Idioms and Pronunciations Used on TV

I often say I’m going to the market; sometimes I say grocery store. Occasionally, I’ll say “I have to go down to Martin’s”. I also will say I have to stop by the produce department to pick something up.

Where I grew up just outside of Baltimore, the thing on wheels at the supermarket was a “cart” or “shopping cart” or “grocery cart”. I still say cart, but the regionalism here in western Maryland is “buggy”.

I always say market when I am going shopping. CARE-uh-mell is the pronunciation that everyone I know uses and BM has been the way going doodie has been described since I was a kid.
When I read the OP, I didn’t quite get the problem. :slight_smile:

And heading out of the Bronx it’s the New England Thruway or somesuch. :rolleyes:

Ohio Route 202, U.S. Route 35, Interstate Route 75. These aren’t necessarily the formal names, but they are appropriately descriptive and I do hear them occasionally.

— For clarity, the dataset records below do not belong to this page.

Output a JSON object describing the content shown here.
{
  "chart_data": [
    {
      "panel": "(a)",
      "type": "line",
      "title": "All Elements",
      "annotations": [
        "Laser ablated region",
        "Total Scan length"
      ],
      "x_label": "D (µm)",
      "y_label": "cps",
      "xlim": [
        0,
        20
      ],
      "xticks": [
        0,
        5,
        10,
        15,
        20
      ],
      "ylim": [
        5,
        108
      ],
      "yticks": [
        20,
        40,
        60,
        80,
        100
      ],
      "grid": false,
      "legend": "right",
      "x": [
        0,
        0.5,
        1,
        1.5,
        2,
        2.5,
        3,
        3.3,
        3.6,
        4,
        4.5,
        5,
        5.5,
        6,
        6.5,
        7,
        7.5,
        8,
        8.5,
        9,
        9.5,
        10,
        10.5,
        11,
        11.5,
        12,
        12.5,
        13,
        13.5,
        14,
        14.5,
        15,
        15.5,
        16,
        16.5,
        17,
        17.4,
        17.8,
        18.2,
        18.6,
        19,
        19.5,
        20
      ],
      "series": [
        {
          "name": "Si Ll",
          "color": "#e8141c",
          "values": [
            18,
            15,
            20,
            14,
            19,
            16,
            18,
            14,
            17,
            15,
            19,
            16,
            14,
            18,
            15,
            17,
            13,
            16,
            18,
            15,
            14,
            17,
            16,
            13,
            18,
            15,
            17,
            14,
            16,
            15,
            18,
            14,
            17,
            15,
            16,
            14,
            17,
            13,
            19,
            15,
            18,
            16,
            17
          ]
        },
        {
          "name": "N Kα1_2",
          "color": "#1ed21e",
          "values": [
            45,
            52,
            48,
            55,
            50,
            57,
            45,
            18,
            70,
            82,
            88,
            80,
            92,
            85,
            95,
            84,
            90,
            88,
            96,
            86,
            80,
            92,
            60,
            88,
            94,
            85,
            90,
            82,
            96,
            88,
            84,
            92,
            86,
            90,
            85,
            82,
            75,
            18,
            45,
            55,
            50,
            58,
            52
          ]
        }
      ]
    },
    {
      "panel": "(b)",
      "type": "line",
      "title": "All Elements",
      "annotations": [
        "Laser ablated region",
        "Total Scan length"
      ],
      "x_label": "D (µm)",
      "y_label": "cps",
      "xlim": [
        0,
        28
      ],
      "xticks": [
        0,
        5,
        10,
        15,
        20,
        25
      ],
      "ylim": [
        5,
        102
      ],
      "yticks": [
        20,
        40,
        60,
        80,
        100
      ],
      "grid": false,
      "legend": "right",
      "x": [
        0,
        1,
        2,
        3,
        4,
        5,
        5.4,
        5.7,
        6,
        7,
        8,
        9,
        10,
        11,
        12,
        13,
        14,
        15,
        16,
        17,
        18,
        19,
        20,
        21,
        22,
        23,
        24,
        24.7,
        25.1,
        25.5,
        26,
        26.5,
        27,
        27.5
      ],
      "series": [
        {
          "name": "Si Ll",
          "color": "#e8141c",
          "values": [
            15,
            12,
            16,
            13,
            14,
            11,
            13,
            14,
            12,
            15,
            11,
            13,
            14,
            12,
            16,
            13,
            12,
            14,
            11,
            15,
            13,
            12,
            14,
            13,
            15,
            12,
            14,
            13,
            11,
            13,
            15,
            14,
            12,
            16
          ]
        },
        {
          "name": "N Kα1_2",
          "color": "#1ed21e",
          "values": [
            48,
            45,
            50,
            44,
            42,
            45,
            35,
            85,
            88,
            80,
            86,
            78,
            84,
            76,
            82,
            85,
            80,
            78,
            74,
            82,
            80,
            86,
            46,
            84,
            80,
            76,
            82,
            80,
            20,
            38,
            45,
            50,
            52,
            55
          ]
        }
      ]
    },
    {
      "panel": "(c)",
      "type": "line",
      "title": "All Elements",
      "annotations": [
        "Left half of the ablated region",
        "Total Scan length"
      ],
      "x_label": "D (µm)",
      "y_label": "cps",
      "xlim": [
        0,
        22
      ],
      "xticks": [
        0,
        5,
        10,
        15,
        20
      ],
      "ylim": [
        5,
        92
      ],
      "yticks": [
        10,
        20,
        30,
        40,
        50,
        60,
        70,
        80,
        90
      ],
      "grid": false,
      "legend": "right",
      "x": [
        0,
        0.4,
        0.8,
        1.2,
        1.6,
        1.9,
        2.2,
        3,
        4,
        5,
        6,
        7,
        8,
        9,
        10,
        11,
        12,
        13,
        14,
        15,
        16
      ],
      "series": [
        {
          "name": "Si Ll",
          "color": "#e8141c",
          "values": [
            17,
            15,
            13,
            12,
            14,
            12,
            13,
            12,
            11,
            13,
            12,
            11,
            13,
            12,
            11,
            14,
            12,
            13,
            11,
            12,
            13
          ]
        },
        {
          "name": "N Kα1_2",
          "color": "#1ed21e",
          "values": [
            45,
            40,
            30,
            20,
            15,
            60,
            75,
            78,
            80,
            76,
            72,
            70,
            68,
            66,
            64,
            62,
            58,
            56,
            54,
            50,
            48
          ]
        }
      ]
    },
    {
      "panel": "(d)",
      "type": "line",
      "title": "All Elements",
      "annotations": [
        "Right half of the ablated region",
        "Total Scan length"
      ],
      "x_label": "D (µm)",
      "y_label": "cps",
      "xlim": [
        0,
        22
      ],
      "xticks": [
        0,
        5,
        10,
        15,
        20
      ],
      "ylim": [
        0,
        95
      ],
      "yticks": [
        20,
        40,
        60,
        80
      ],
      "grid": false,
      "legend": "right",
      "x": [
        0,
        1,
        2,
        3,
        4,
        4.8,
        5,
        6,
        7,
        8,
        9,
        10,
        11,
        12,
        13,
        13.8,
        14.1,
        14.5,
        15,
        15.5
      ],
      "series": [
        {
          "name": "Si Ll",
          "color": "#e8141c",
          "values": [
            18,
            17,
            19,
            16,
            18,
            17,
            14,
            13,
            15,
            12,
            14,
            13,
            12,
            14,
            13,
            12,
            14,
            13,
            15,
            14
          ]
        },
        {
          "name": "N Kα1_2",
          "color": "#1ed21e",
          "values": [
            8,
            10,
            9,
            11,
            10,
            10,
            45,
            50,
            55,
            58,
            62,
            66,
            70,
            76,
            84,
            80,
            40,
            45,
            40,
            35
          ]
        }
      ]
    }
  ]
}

It wouldn’t be common to abbreviate the last one to “Route 75,” but it wouldn’t be wrong, as such.

I was brought up in Saskatchewan saying ‘CARE-uh-muhl’, BO is “God, you stink!”, here in Texas a shopping cart is sometimes a ‘basket’, and I get groceries at ‘the store’ because I work there.

In chicago, everyone says “pop.” It clunks in my ear every time someone calls it “soda” on a show set in Chicago.

ER always used “the” in highway designations as well, which bugged me. “The 290” and “the 94,” of course, are really “the Eisenhower” and “the Kennedy” (north of Congress) or “the Dan Ryan” (south of Congress)!!!